TPR makes changes to costs, charges and value for members

The Pensions Regulator tells trustees to make costs, charges and information on value for money clearer for members.

Trustees of defined contribution (DC) pension schemes are now required to give clearer, more in-depth information to members about investment costs and charges, and whether these offer good value for members.

What’s new?

From 6 April 2018 onwards, DC pension scheme trustees must explain in their Chair’s statement how investment charges and core transaction costs affect members’ pension savings over time.

Trustees must also explain in the statement how these costs and charges deliver value for members (VFM) and how they have assessed that value.

Scheme members must be able to access this information on a public website.  Trustees must provide details of how to access the website in members’ annual statements. 

Most trust-based DC schemes (including master trusts) are required to comply.  Trustees must meet the new requirements in Chair’s statements that report on scheme year-end dates after 6 April 2018. 

While some schemes will have already complied, many more will need to so do during 2019 as they reach their scheme year end date. 

What do trustees need to do?

Trustees are already required to report on the range of charges relating to all investment funds offered by their scheme, along with the results of any triennial reviews and details on processing of financial transactions. 

The new requirements place more emphasis on presenting charges information in totality and in a way that is meaningful and useful to members.  It’s also vital that trustees clearly explain their VFM assessment.  

The new requirements in detail

Report on member-borne costs and charges.

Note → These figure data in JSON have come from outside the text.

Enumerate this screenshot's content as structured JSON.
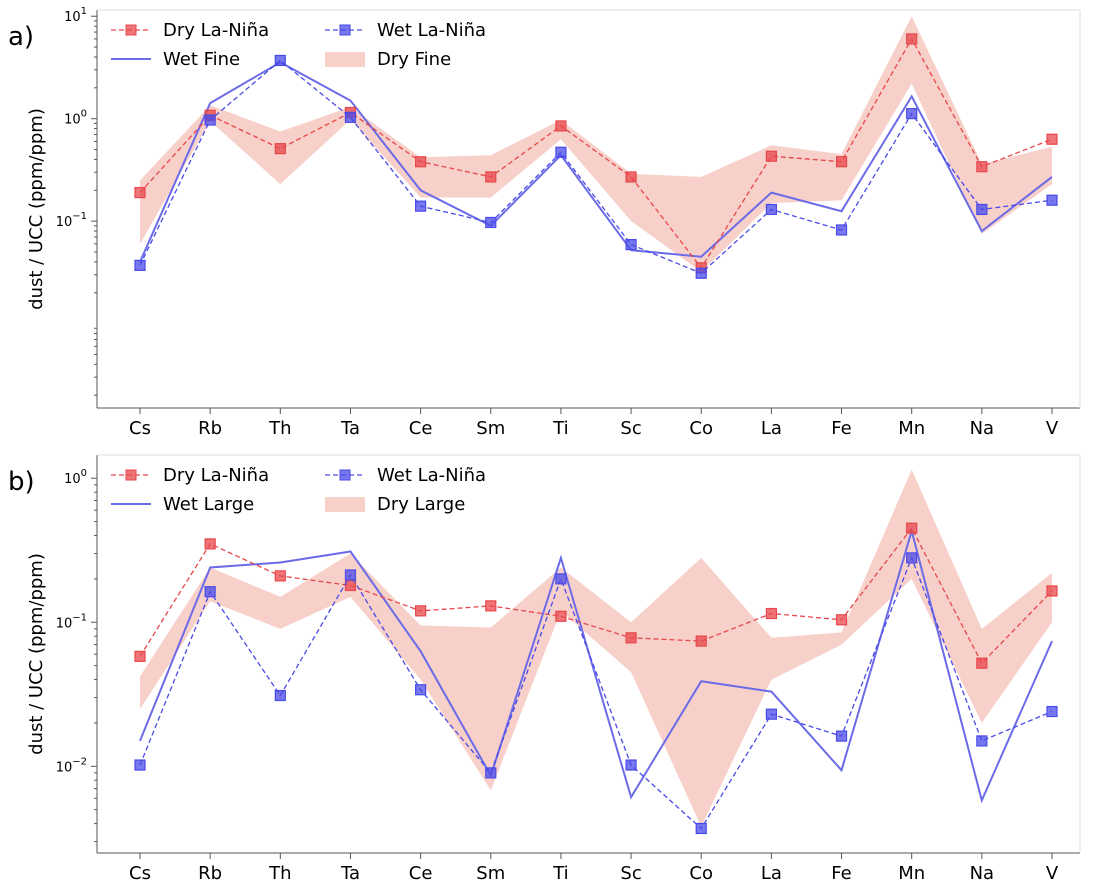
{
  "chart_data": [
    {
      "panel_label": "a)",
      "type": "line",
      "ylabel": "dust / UCC (ppm/ppm)",
      "yscale": "log",
      "ylim": [
        0.0015,
        11.5
      ],
      "yticks": [
        {
          "value": 0.1,
          "base": "10",
          "exp": "−1"
        },
        {
          "value": 1,
          "base": "10",
          "exp": "0"
        },
        {
          "value": 10,
          "base": "10",
          "exp": "1"
        }
      ],
      "categories": [
        "Cs",
        "Rb",
        "Th",
        "Ta",
        "Ce",
        "Sm",
        "Ti",
        "Sc",
        "Co",
        "La",
        "Fe",
        "Mn",
        "Na",
        "V"
      ],
      "legend": {
        "location": "top-left",
        "items": [
          {
            "label": "Dry La-Niña",
            "kind": "dashed-marker",
            "color": "#e8474b"
          },
          {
            "label": "Wet La-Niña",
            "kind": "dashed-marker",
            "color": "#4a4ae8"
          },
          {
            "label": "Wet Fine",
            "kind": "line",
            "color": "#6b6be8"
          },
          {
            "label": "Dry Fine",
            "kind": "band",
            "color": "#f5c4bc"
          }
        ]
      },
      "series": [
        {
          "name": "Dry La-Niña",
          "style": "dashed-marker",
          "color": "#e8474b",
          "values": [
            0.19,
            1.08,
            0.51,
            1.15,
            0.38,
            0.27,
            0.85,
            0.27,
            0.035,
            0.43,
            0.38,
            6.0,
            0.34,
            0.63
          ]
        },
        {
          "name": "Wet La-Niña",
          "style": "dashed-marker",
          "color": "#4a4ae8",
          "values": [
            0.037,
            0.97,
            3.7,
            1.03,
            0.14,
            0.097,
            0.47,
            0.059,
            0.031,
            0.13,
            0.082,
            1.12,
            0.13,
            0.16
          ]
        },
        {
          "name": "Wet Fine",
          "style": "line",
          "color": "#6b6be8",
          "values": [
            0.04,
            1.42,
            3.55,
            1.5,
            0.2,
            0.09,
            0.44,
            0.052,
            0.045,
            0.19,
            0.125,
            1.65,
            0.08,
            0.27
          ]
        },
        {
          "name": "Dry Fine",
          "style": "band",
          "color": "#f5c4bc",
          "lower": [
            0.06,
            0.95,
            0.23,
            0.98,
            0.17,
            0.17,
            0.63,
            0.1,
            0.032,
            0.15,
            0.16,
            2.2,
            0.075,
            0.23
          ],
          "upper": [
            0.25,
            1.35,
            0.75,
            1.3,
            0.42,
            0.44,
            0.97,
            0.29,
            0.27,
            0.55,
            0.45,
            10.0,
            0.36,
            0.53
          ]
        }
      ]
    },
    {
      "panel_label": "b)",
      "type": "line",
      "ylabel": "dust / UCC (ppm/ppm)",
      "yscale": "log",
      "ylim": [
        0.0025,
        1.45
      ],
      "yticks": [
        {
          "value": 0.01,
          "base": "10",
          "exp": "−2"
        },
        {
          "value": 0.1,
          "base": "10",
          "exp": "−1"
        },
        {
          "value": 1,
          "base": "10",
          "exp": "0"
        }
      ],
      "categories": [
        "Cs",
        "Rb",
        "Th",
        "Ta",
        "Ce",
        "Sm",
        "Ti",
        "Sc",
        "Co",
        "La",
        "Fe",
        "Mn",
        "Na",
        "V"
      ],
      "legend": {
        "location": "top-left",
        "items": [
          {
            "label": "Dry La-Niña",
            "kind": "dashed-marker",
            "color": "#e8474b"
          },
          {
            "label": "Wet La-Niña",
            "kind": "dashed-marker",
            "color": "#4a4ae8"
          },
          {
            "label": "Wet Large",
            "kind": "line",
            "color": "#6b6be8"
          },
          {
            "label": "Dry Large",
            "kind": "band",
            "color": "#f5c4bc"
          }
        ]
      },
      "series": [
        {
          "name": "Dry La-Niña",
          "style": "dashed-marker",
          "color": "#e8474b",
          "values": [
            0.058,
            0.35,
            0.21,
            0.18,
            0.12,
            0.13,
            0.11,
            0.078,
            0.074,
            0.115,
            0.104,
            0.45,
            0.052,
            0.165
          ]
        },
        {
          "name": "Wet La-Niña",
          "style": "dashed-marker",
          "color": "#4a4ae8",
          "values": [
            0.0102,
            0.163,
            0.031,
            0.213,
            0.034,
            0.009,
            0.2,
            0.0102,
            0.0037,
            0.023,
            0.0162,
            0.28,
            0.015,
            0.024
          ]
        },
        {
          "name": "Wet Large",
          "style": "line",
          "color": "#6b6be8",
          "values": [
            0.015,
            0.24,
            0.26,
            0.31,
            0.063,
            0.0086,
            0.28,
            0.0061,
            0.039,
            0.033,
            0.0094,
            0.43,
            0.0058,
            0.074
          ]
        },
        {
          "name": "Dry Large",
          "style": "band",
          "color": "#f5c4bc",
          "lower": [
            0.025,
            0.14,
            0.09,
            0.15,
            0.04,
            0.0068,
            0.12,
            0.045,
            0.0038,
            0.04,
            0.07,
            0.2,
            0.02,
            0.1
          ]
        },
        {
          "name": "Dry Large upper",
          "style": "band-upper",
          "color": "#f5c4bc",
          "upper": [
            0.042,
            0.24,
            0.15,
            0.3,
            0.095,
            0.092,
            0.24,
            0.1,
            0.28,
            0.078,
            0.085,
            1.15,
            0.09,
            0.22
          ]
        }
      ]
    }
  ]
}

Trustees will need to request information on costs and transaction charges from their fund managers.  As with any new requirement the industry has had to get used to the new requirements. Some asset managers are still establishing how they will provide certain complex transaction charge details. 

The Pensions Regulator expects to see as much information as possible, but in its guide to completing the Chair’s statement it acknowledges there may still be gaps. It says that trustees must “set out what steps they are taking” to provide missing information in the future.

Explain the cumulative effect of charges over time.  Simply listing an annual fund charge, such as 0.3%, doesn’t help members very much. It doesn’t help members understand how the charges will affect the value of their savings over time. 

Regulations require illustrations to be provided that illustrate the effect of charges over time. These can be based on sample pot sizes, and different terms but must include a range of different funds including the default.

Demonstrate value for members. This is crucial to helping members make sense of costs and charges and is a demonstration of good scheme governance.

Trustees need to show the process they have gone through to make sure investment funds deliver good value. This will typically consider factors such as customer service, member communications and support, administrative efficiency and how well funds have performed in relation to the scheme’s investment objectives.

Without this extra detail, members might simply opt to invest in the lowest-cost fund available without understanding what that means for their investments over time. For example, a basic index-tracker fund is likely to have low charges but perform a very different function from an actively-managed fund with higher associated costs.

Some schemes may conclude that they are not providing value for members – if so, TPR expects to see evidence of how they will improve this. If they are not able to do so, TPR will want to know how the scheme will (in its words) ‘explore transition to another arrangement’.  This could include transfer to a master trust arrangement, for example.

Make cost and charge information publicly accessible. By publishing the details outlined above on a publicly accessible website, all members will benefit from greater transparency and clearer information.

However, it will also make it easier for TPR to check that schemes have complied with the new rules. 

Last year, the regulator assessed a sample of DC schemes’ Chair’s statements and issued fines in around 10% of cases. Now, by simply being able to visit a scheme’s public website, TPR can check compliance much more easily and with a far greater number of schemes.

Trustees that haven’t met the new regulations are likely to face fines of between £500 and £2,000.

Members and trustees will not only be able to see the costs and charges associated with their own scheme, of course. They will also be able to see the information provided by any other trust-based DC arrangement. This could help members hold schemes to account and will also give trustees useful negotiating powers if they find asset managers are offering other comparable schemes a better deal. 

What’s next?

The new requirements show TPR’s increasingly rigorous approach to DC scheme governance. For those schemes that can meet the requirements, members will benefit from more information and the comfort factor of knowing that their investments are being well managed.

However, trustees of schemes with a small governance budget or a history of poor governance may need to think carefully about their ability to meet these tougher requirements.  A side-effect of increased regulation could be consolidation of smaller schemes into master trusts or GPPs over time.